Henry Lawrence Anderson (2 June 1867 – 29 October 1914) was an Indian first-class cricketer and British Indian Army officer.

==Life and military career==
Born in Lucknow in 1867, Anderson was educated at Dulwich College. Appointed in the King's Own Yorkshire Light Infantry in August 1888, he was stationed in British India by January 1890, as he appeared in an amateur cricket match for Bombay Gymkhana in that month. Anderson was promoted to lieutenant on 26 March 1890 and the following month transferred to the Indian Staff Corps. He appeared in a second amateur match in December 1892 for Poona Gymkhana against Lord Hawke's XI during their tour of Ceylon and India in 1892-93.

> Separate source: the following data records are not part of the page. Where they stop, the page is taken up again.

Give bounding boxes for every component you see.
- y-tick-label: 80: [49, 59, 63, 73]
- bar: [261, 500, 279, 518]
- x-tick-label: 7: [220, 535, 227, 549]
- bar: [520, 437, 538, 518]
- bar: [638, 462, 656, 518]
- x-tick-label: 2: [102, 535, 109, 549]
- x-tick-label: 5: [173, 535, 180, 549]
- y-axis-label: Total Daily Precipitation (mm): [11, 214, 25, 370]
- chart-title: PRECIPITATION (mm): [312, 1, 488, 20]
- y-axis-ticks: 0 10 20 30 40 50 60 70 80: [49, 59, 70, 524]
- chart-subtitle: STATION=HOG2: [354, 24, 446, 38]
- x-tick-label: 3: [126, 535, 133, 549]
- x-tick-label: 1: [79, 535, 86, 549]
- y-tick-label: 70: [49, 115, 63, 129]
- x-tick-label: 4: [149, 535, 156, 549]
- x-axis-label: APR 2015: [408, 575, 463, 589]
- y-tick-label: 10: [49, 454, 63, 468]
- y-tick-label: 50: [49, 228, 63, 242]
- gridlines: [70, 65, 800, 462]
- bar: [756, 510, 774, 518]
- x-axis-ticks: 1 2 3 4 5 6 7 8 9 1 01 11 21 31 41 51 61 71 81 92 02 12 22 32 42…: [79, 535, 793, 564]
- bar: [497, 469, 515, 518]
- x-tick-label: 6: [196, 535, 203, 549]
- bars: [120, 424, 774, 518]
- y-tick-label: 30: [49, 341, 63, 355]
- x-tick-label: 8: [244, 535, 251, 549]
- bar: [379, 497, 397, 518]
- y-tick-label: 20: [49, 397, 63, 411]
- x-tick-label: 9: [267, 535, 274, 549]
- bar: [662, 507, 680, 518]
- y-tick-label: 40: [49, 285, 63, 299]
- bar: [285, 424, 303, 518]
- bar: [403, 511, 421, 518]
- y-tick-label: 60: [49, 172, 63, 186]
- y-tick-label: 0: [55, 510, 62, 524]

Anderson played in two first-class matches for Europeans between 1892 and 1895, both of which were against Parsees. In his debut between 19 and 21 September 1892 at the Poona Gymkhana Ground, Anderson scored 10 runs in his first innings and 1 in his second. He also caught DE Modi off the bowling of Harry Lowis. Anderson's second match took place at the Gymkhana Ground between 23 and 24 August 1895, during which he gained a wicket.

Anderson was promoted once more to captain on 22 August 1899 and saw active service in Tibet between 1903 and 1904. On 22 August 1906, he was promoted to major. At the outbreak of the First World War in August 1914, Anderson was promoted to lieutenant-colonel and became the second-command of the 9th Bhopal Infantry. The battalion was deployed to France, where Anderson was killed in action on 29 October 1914 by a shell near La Gorgue. He was buried at Pont-du-Hem Military Cemetery, La Gorgue.